As my face flushed hot in embarrassment, I dropped to the floor and began scooping up bullets. I expected that I might be shouted at but that being laughed at was a certainty. But it didn’t happen.

“Oh, Wes,” Sgt. Ted said, matter of factly. “You found my drop pouches.” He turned to the others in the room, who had not started to laugh at me yet, and asked, “Have any of you seen drop pouches?”

Even the other officer in the room, a young man, not much older than me, shook his head. Sgt. Ted, allowing me to collect all the bullets on the floor, continued. “So drop pouches contain extra bullets in case I go through both speed loaders in a gunfight. I just reach back,” and he demonstrated with the empty drop pouch. “Unsnap, and let the bullets fall right into my hand. Then I can load them right into the gun.”
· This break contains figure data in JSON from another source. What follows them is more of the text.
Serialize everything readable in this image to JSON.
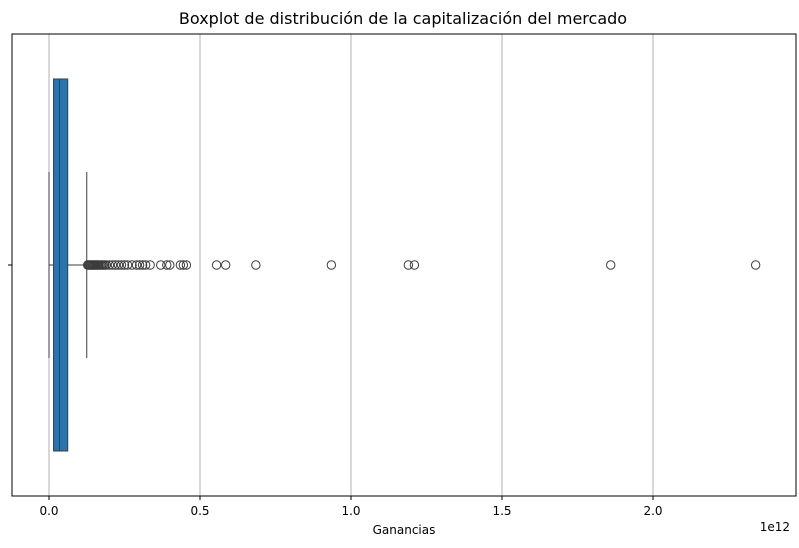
{
  "chart_data": {
    "type": "boxplot",
    "orientation": "horizontal",
    "title": "Boxplot de distribución de la capitalización del mercado",
    "xlabel": "Ganancias",
    "ylabel": "",
    "x_offset_label": "1e12",
    "x_ticks": [
      0.0,
      0.5,
      1.0,
      1.5,
      2.0
    ],
    "x_tick_labels": [
      "0.0",
      "0.5",
      "1.0",
      "1.5",
      "2.0"
    ],
    "xlim": [
      -0.1,
      2.48
    ],
    "grid": "x",
    "box_color": "#2a74ad",
    "box": {
      "whisker_low": 0.0,
      "q1": 0.015,
      "median": 0.035,
      "q3": 0.062,
      "whisker_high": 0.125
    },
    "outliers": [
      0.128,
      0.131,
      0.134,
      0.137,
      0.14,
      0.143,
      0.146,
      0.149,
      0.152,
      0.155,
      0.158,
      0.161,
      0.164,
      0.168,
      0.172,
      0.176,
      0.18,
      0.185,
      0.19,
      0.2,
      0.21,
      0.22,
      0.23,
      0.24,
      0.25,
      0.26,
      0.275,
      0.29,
      0.3,
      0.31,
      0.32,
      0.335,
      0.37,
      0.39,
      0.4,
      0.435,
      0.445,
      0.455,
      0.555,
      0.585,
      0.685,
      0.935,
      1.19,
      1.21,
      1.86,
      2.34
    ]
  }
}
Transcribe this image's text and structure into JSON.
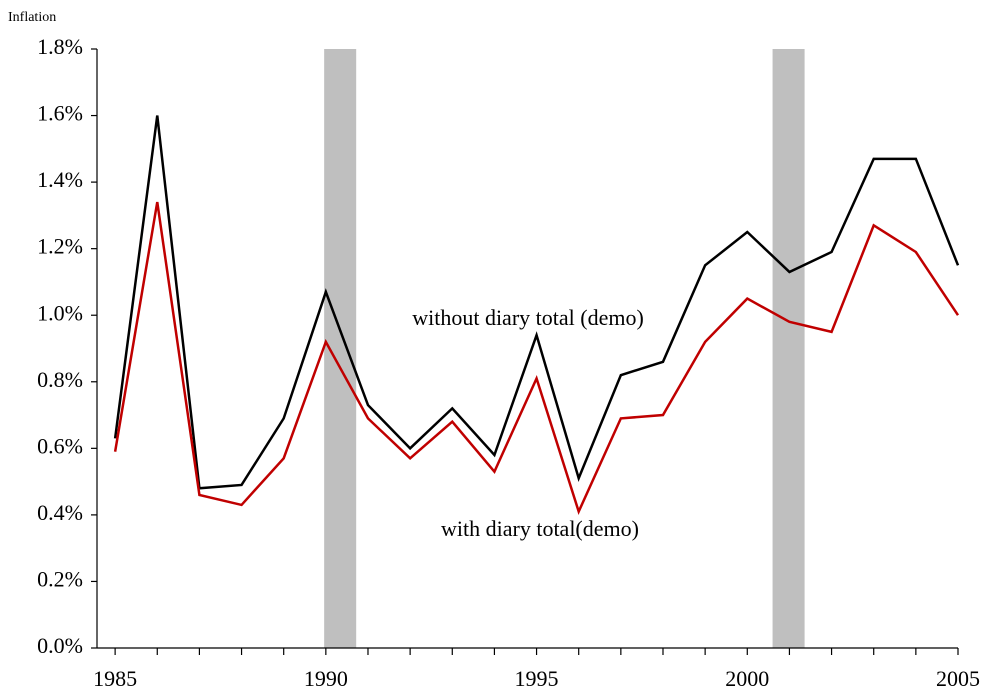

I handed him the bullets and he replaced them in the drop pouch. “Thanks for getting those, Wes,” he said. And that was the last I heard of the incident. Sgt. Ted was only with us for a few weeks before the Command Staff sent him away to look for another agency. I don’t know why he was dismissed, because in the few weeks that I worked with him, he made a significantly positive impact on me and helped me form the basis of how I supervised my staff when I became a sergeant; treat people with respect and always take the opportunity to teach them something new (or old, as the case may be), acknowledge mistakes, but don’t overreact. When I look back on my law enforcement career, all the things that I did right and all the things that I did wrong, I feel like the good outweighs the bad. And Sgt. Ted? I hope I made you proud.